For years, we have operated under the assumption that acid-suppressing medications are benign. After all, they appear to be well tolerated, with few immediate adverse effects. With PPIs, some patients get headache or constipation, but are usually fine when switched to another PPI. Elevation of transaminase levels has been described, but is transient in most patients.1, 3 Other concerns arose early on in the trajectory of use of PPIs, related to the reflex hypergastrinemia resulting from drug-induced hypochlorhydria. On PPI therapy, hyperplasia of the parietal cell layer develops almost routinely,29 and gastric polyps develop in a few patients.30 These changes are benign and resolve when patients stop taking the medication. Hyperplasia of gastric enterochromaffin-like cells also develops in adults and in as much as 61% of children treated with PPIs for as long as 11 years continuously, but carcinoid tumors do not.31, 32 These histologic changes are indicators of parietal cell secretion blocked during PPI therapy, the clinical significance being that when the drug is stopped, the swollen parietal cell mass is liberated from its suppressors, and rebound acid hypersecretion occurs.33 This causes symptom exacerbation33 requiring, it would seem, further PPI therapy! This is illustrated by a study of asymptomatic adult volunteers who received a PPI for 3 months, and who developed upper gastrointestinal symptoms when the medication was stopped abruptly.34 This situation is circumvented by tapering patients off medication—the longer they have been taking the medication, the longer the taper should be.
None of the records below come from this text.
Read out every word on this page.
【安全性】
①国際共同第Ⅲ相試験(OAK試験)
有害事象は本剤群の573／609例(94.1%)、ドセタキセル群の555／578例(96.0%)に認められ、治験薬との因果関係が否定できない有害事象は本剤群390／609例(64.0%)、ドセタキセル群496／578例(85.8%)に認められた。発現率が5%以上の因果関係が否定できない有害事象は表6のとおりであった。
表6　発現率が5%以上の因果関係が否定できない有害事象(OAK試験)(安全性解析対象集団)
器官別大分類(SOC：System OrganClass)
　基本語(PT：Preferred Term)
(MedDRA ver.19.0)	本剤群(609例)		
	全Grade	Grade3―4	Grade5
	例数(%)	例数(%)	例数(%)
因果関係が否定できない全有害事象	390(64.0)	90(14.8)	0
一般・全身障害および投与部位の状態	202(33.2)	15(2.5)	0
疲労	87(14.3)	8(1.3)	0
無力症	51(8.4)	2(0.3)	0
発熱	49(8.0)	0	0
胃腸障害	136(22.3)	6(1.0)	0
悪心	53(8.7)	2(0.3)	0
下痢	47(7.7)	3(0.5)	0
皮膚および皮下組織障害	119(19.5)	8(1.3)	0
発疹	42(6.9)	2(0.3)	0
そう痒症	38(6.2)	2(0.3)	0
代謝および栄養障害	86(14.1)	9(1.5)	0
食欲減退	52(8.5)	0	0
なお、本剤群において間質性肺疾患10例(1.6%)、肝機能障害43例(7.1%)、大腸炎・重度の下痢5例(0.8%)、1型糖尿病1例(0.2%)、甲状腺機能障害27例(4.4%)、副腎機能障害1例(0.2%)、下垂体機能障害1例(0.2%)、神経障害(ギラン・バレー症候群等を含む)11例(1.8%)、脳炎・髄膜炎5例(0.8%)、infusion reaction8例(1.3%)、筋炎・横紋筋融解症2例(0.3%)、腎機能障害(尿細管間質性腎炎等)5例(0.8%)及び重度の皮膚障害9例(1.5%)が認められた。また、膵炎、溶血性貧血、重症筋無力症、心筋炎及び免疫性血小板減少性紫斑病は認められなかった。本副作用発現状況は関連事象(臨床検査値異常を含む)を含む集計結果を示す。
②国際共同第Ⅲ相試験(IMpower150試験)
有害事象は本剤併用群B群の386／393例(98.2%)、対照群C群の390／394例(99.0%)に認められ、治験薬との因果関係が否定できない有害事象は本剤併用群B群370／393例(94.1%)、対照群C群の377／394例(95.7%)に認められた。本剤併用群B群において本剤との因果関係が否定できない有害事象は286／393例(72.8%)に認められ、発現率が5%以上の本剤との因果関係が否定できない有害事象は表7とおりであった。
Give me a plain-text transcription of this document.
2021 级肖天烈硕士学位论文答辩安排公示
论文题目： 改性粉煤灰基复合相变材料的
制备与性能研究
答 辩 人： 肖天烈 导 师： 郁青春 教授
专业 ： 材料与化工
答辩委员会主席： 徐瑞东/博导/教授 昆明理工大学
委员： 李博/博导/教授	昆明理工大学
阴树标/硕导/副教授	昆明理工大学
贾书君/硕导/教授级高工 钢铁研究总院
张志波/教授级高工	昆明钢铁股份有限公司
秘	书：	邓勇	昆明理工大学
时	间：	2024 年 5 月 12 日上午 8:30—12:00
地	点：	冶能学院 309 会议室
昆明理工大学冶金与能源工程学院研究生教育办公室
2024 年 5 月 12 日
Gastric acid is an early line of defense against infection and important for absorption of certain nutrients. Therefore, it is not surprising that adverse effects could result from suppressing acid secretion. For example, increased prevalences of these conditions have been shown in individuals who received acid-suppressing medications: acute gastroenteritis and community-acquired pneumonia (children 4-36 months age, H2RA or PPI)35; necrotizing enterocolitis (preterm infants, H2RA)36; candidemia in neonatal intensive care units (H2RA)37; pneumonias (infants, PPI)21; bacterial overgrowth of the upper gastrointestinal tract (adults, PPI)38; Clostridium difficile-associated disease (adults, PPI)39; bacterial gastroenteritis (adults, PPI)40; community-acquired pneumonia (adults, PPI)41; vitamin B12 deficiency (older adults, H2RA or PPI)42; hip fracture (adults, PPI)43; decreased calcium absorption (adults, PPI)30; life-threatening hypomagnesemia (adults, PPI)30; long-term magnesium depletion44; and increased incidence of food allergy (animal and human data, PPI or H2RA).45 There are conflicting data about some of these adverse effects, such as community-acquired pneumonia and hip fracture,30 but for others the evidence appears solid. Finally, interstitial nephritis is a not-infrequent adverse effect of PPIs, unrelated to acid suppression.30

Because most of these risks are related to suppression of gastric acid secretion, it stands to reason that it would be prudent to use the least acid suppression required to control the patient’s symptoms or condition. For most patients with GERD, giving a PPI once daily, before the first meal of the day when most acid pumps are generated and can be blocked, is what is advised and what has been demonstrated to be effective in clinical studies. A minority of patients require twice-daily treatment or treatment with doses at the high end of those shown to be effective in clinical studies. In this regard, misinformation that is in the public domain poses potential additional risk to children. For some years, a website called MarciKids (www.marci-kids.com) has published total daily doses that are far in excess of the doses published in pediatric clinical studies. The rationale given is that PPIs have a short half-life, and therefore acid breakthrough may occur and should be suppressed. Pediatric and adult clinical studies have shown that once-daily dosing resolves symptoms and heals most patients. What the website’s pharmacist authors seem to have failed to grasp is that we treat patients, not pharmacokinetic graphs, and MarciKids has no published/peer-reviewed clinical studies to support their dosing regimens. Since the days of peptic ulcer clinical studies with H2RAs, it has been recognized that patients do not have to be made achlorhydric to heal; suppressing acid for only part of the day seems to work well for most patients. Furthermore, acid breakthrough is almost certainly a good thing (unless accompanied by symptoms) because it may be protective against infections. This website recommends routine 3-times daily use of PPI in children <2 years old and more frequent dosing than necessary in older children. The pharmacokinetics of PPIs show that infants <4 to 6 months of age metabolize these medications more slowly than older infants and children, meaning that more potent acid suppression results from smaller doses. Many parents use this website and arrive in doctors’ offices demanding high-dose PPIs, likely not recognizing the potential downside to acid suppression, especially inappropriate and unnecessary high-doses thereof.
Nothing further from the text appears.